Au delà de l’approche purement scientifique, qui pourrait être réductrice et mécanique, on a affaire à une tournure plus pratique, plus terre à terre, loin des catégorisations alarmistes systématiques, dignes des « territoires perdus de la république ». Car à l’opposé des intellectuels télévisuels autorisés, qui s’agissant de l’intégration de l’islam, sont le plus souvent pessimistes, le livre est fondamentalement optimiste et se veut réaliste. Son titre est assez évocateur « enjeux et réussites », comme si l’intégration de l’islam en France ou en Europe était déjà un fait établi et qu’il fallait plutôt parler de la façon dont la France est aussi « devenue la fille aînée de l’Islam » [1].
Olivier Roy, en préface, met d’emblée le doigt sur ce qui fait mal au citoyen européen : « Si les débats autour des populations musulmanes de France et d’Europe sont si passionnels, ce n’est pas seulement en raison de l’intérêt que suscite leur avenir. C’est aussi, en creux, parce qu’ils mettent en jeu l’identité française, européenne et occidentale. » [2]

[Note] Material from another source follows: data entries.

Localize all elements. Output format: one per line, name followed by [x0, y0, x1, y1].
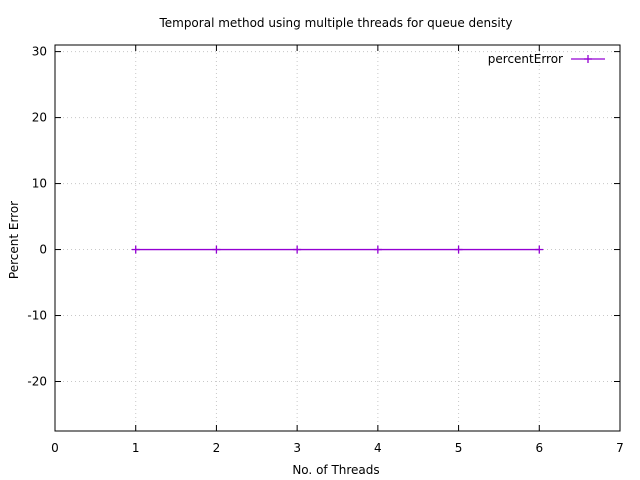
y-tick-label: -10: [27, 309, 47, 323]
x-tick-label: 5: [455, 441, 463, 455]
grid-lines: [55, 45, 620, 431]
data-point-marker: [373, 245, 382, 254]
y-tick-label: -20: [27, 375, 47, 389]
data-point-marker: [454, 245, 463, 254]
y-tick-label: 20: [32, 111, 47, 125]
y-tick-label: 30: [32, 45, 47, 59]
data-point-marker: [293, 245, 302, 254]
x-tick-label: 4: [374, 441, 382, 455]
data-point-marker: [212, 245, 221, 254]
x-tick-label: 1: [132, 441, 140, 455]
chart-title: Temporal method using multiple threads f…: [158, 16, 512, 30]
y-tick-label: 0: [39, 243, 47, 257]
y-axis-label: Percent Error: [7, 201, 21, 279]
x-tick-label: 6: [535, 441, 543, 455]
legend: percentError: [488, 52, 605, 66]
x-axis-label: No. of Threads: [292, 463, 379, 477]
y-tick-label: 10: [32, 177, 47, 191]
x-tick-label: 7: [616, 441, 624, 455]
data-point-marker: [535, 245, 544, 254]
series-layer: [131, 245, 544, 254]
x-tick-label: 3: [293, 441, 301, 455]
axes: 0 1 2 3 4 5 6 7 -20 -10 0 10 20 30: [27, 44, 624, 455]
x-tick-label: 0: [51, 441, 59, 455]
data-point-marker: [131, 245, 140, 254]
legend-label: percentError: [488, 52, 563, 66]
x-tick-label: 2: [213, 441, 221, 455]
plot-border: [54, 44, 621, 432]
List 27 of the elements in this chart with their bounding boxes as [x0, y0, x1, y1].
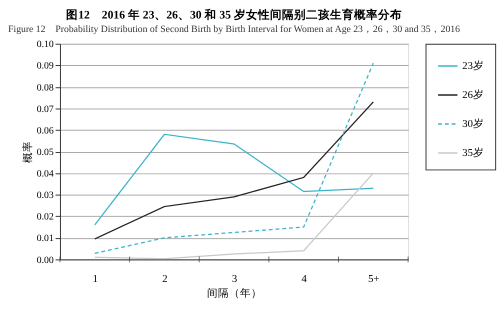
y-tick-label: 0.08 [36, 82, 54, 94]
x-axis-title: 间隔（年） [207, 288, 262, 300]
x-tick-label: 1 [92, 274, 98, 286]
chart-subtitle: Figure 12 Probability Distribution of Second Birth by Birth Interval for Women at Age 23，26，30 and 35，2016 [8, 24, 460, 36]
chart-title: 图12 2016 年 23、26、30 和 35 岁女性间隔别二孩生育概率分布 [66, 8, 402, 22]
legend-label: 23岁 [462, 60, 484, 72]
legend-label: 35岁 [462, 146, 484, 159]
y-tick-label: 0.10 [36, 39, 54, 50]
line-series [94, 101, 374, 240]
y-tick-label: 0.07 [36, 104, 54, 115]
y-axis-title: 概率 [20, 141, 34, 164]
y-tick-label: 0.05 [36, 146, 54, 158]
line-series [94, 62, 374, 254]
y-tick-label: 0.01 [36, 233, 54, 244]
x-tick-label: 2 [162, 274, 168, 286]
legend-label: 30岁 [462, 118, 484, 130]
y-tick-label: 0.06 [36, 125, 54, 136]
y-tick-label: 0.00 [36, 254, 54, 266]
y-tick-label: 0.02 [36, 212, 54, 223]
line-series [94, 172, 374, 260]
x-tick-label: 4 [302, 274, 308, 286]
x-tick-label: 5+ [368, 274, 380, 286]
y-tick-label: 0.03 [36, 190, 54, 202]
y-tick-label: 0.09 [36, 60, 54, 72]
y-tick-label: 0.04 [36, 168, 54, 180]
x-tick-label: 3 [232, 274, 238, 286]
legend-label: 26岁 [462, 88, 484, 101]
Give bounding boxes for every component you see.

Effectivement, un des thèmes principaux de ces présidentielles a été celui de l’identité nationale. Même si son exploitation politique par Nicolas Sarkozy a été quelque peu laborieuse, c’est en vérité un des piliers même de l’Europe de demain. Une Europe, qui après avoir été liée économiquement, s’assemble politiquement et aspire à un ensemble de valeurs. Pour anecdote, cela nous renvoie à ce lapsus révélateur d’un des rédacteurs de la constitution européenne, Valéry Giscard d’Estaing qui voulait que l’Europe soit un club chrétien. Thème repris par la suite par le Vatican, « l’Europe sera chrétienne ou ne sera pas ».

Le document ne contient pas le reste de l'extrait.